What you'll see: Not much, in fact. But when you’re in the ticket lobby and going through security, you may hear and feel what’s happening on the other side of those partitions. We're strategizing ways to counteract the sound, including free earplugs at the front doors and a sensory room in Concourse D.
Next, we’re erecting 34 giant steel Y-shaped columns to hold up the roof. Right now, construction crews are driving steel pilings deep into the ground to anchor these columns. Over the course of a few months, we’ll erect the Y columns one by one.
What you'll see: You probably won't notice—most are going up overnight behind the temporary walls. Late-night travelers will occasionally have to walk a few yards around an installation site.
Once the biggest section of the wood roof is fully assembled, the project team will break it back down into 20 "cassettes". During the summer and fall, Hoffman-Skanska and Mammoet will maneuver each cassette into place over the existing roof. It will take several days to place each cassette, and the work will happen overnight — depending on the section we’re placing, we may guide late-night travelers around a short detour.

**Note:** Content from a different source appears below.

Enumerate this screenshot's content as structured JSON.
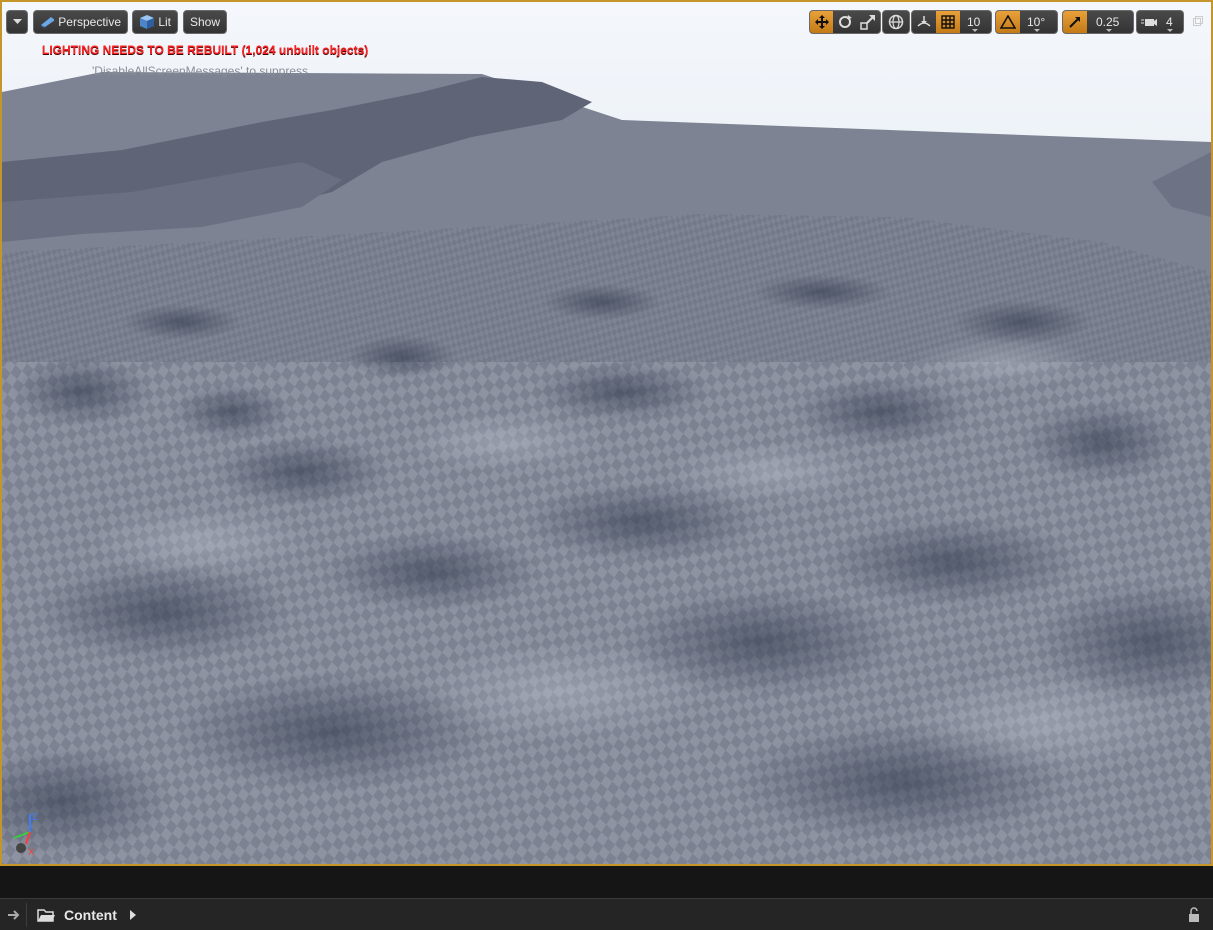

What you'll see: Unless you're flying into PDX on a late-night flight, or camped out on Marine Drive at 2 a.m., you won't see much. If you walk to the ends of Concourse C or Concourse D and look back toward the main terminal, you'll catch a glimpse of the airport's new roofline.
In addition to the big projects, you’ll see a host of new amenities appear throughout the airport. A new play area in Concourse E. New art. New restaurants and cafes. (Lardo! Screen Door! Good Coffee!) You're almost guaranteed to encounter something new every time you visit the airport — and we're not talking barricades.